Relating Rocket Propellant Selection to Specific Impulse

Is it possible to directly relate a fuel/oxidizer selection to specific impulse at vacuum? I have tried a few different methods, but cannot seem to directly relate the two.

The specific impulse will vary with the exact design of the engine (engine cycle, mixture ratio, chamber pressure, nozzle size, and other thermodynamic features), but there's a table on the Wikipedia liquid rocket propellant page giving typical specific impulse (expressed as exhaust velocity in m/s) for various propellant combinations.

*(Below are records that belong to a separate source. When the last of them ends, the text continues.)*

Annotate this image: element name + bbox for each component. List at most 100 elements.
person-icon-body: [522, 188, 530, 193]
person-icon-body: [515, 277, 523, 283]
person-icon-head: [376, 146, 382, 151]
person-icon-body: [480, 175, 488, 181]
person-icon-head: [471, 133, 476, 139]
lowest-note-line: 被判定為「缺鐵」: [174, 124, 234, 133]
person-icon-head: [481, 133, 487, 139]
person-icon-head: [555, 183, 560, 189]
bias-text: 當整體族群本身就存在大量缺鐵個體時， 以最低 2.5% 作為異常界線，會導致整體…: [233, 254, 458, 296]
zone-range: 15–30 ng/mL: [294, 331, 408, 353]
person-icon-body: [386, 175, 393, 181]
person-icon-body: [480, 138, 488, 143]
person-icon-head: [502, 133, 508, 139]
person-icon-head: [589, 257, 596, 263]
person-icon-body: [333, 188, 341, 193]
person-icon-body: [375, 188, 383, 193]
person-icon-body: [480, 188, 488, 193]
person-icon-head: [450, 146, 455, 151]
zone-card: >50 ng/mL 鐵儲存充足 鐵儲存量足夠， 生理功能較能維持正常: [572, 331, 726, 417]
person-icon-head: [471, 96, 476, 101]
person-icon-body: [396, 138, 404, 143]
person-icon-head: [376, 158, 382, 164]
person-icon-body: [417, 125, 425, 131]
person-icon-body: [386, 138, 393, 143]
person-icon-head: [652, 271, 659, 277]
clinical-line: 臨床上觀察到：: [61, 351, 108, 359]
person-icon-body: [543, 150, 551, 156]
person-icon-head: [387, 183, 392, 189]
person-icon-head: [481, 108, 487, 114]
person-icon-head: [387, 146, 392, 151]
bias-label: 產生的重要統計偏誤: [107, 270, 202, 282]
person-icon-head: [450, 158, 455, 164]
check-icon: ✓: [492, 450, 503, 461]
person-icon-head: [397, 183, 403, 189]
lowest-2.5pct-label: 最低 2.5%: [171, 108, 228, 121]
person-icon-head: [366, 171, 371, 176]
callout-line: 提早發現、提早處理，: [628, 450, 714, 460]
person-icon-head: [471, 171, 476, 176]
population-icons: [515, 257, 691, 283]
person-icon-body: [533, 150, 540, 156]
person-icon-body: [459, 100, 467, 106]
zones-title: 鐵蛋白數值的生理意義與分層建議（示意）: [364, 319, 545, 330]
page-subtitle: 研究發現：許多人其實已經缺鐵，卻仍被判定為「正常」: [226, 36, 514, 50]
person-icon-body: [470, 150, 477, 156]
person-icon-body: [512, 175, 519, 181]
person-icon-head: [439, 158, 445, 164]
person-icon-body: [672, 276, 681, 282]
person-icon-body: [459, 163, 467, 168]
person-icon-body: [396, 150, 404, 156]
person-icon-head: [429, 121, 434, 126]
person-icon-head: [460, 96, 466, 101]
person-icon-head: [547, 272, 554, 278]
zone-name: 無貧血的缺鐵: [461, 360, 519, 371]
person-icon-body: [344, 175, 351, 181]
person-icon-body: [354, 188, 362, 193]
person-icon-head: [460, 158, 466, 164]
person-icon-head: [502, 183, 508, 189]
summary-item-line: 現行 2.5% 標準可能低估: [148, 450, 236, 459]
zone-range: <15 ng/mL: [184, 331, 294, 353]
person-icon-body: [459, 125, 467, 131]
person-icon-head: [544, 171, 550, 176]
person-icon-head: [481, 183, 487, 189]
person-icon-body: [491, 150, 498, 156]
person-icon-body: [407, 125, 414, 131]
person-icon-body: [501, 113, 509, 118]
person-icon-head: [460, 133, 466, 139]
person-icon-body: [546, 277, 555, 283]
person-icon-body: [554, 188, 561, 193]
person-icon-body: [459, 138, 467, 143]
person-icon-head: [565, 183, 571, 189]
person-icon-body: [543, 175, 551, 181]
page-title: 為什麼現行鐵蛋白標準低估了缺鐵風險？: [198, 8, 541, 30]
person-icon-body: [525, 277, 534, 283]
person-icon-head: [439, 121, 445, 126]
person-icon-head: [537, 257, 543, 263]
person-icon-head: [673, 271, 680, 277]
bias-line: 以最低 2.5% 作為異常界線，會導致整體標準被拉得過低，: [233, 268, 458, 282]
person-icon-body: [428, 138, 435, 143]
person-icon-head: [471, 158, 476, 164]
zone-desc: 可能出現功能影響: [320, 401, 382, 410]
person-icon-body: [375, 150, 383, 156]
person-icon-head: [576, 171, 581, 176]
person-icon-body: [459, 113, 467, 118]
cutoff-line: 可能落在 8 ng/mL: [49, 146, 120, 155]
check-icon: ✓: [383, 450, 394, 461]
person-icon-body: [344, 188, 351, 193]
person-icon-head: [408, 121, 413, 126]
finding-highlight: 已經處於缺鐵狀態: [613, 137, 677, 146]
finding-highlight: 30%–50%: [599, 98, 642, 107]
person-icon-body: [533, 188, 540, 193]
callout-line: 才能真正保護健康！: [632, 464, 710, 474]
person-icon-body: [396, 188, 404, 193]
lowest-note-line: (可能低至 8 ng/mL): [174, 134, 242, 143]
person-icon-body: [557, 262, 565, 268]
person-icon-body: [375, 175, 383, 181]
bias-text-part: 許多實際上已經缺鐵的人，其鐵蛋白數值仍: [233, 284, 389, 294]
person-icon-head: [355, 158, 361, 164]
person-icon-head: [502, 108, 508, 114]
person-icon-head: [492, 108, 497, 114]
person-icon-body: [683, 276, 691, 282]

The chemistry side of things is usually like this:

1. Make a qualified guess for what exhaust products are formed by the reaction.
2. Calculate the energy freed from that reaction (by the help of delta-h tables).
3. Use the energy freed to find the chamber conditions (temperature/pressure)
4. Look up chemical equilibriums for those chamber conditions to make a better guess for 1) (more table values)
5. Repeat these steps until you have a somewhat clear picture of how the reaction proceeds.
6. Use simple thermophysics to calculate the exhaust velocity given the exhaust's composition, temperature and pressure.

Actual specific impulse will vary between different engine designs.

There is only one unknown that you can't easily calculate in this, and that is the composition of the exhaust gasses. If you guess some distribution by high school chemistry, you can get a first order estimate of the temperature change and the molecular weight.

While the influence of pressure on vacuum ISP is low, the chamber pressure shifts the combustion's chemical equilibrium, which can cause larger molecules to form at higher pressures, thus reducing ISP.

Try plugging in some numbers and substances to this handy tool:

https://cearun.grc.nasa.gov/

As a very general rule, Isp is proportional to the square root of the ratio of chamber temperature to propellant molecular mass, so lighter fuels (like hydrogen) tend to provide higher Isp.

As the other folks have mentioned, Isp is a function of both the combustion and the nozzle design, even at vacuum. If you're interested in propellant's/combustion's contribution to Isp, check out Characteristic Velocity.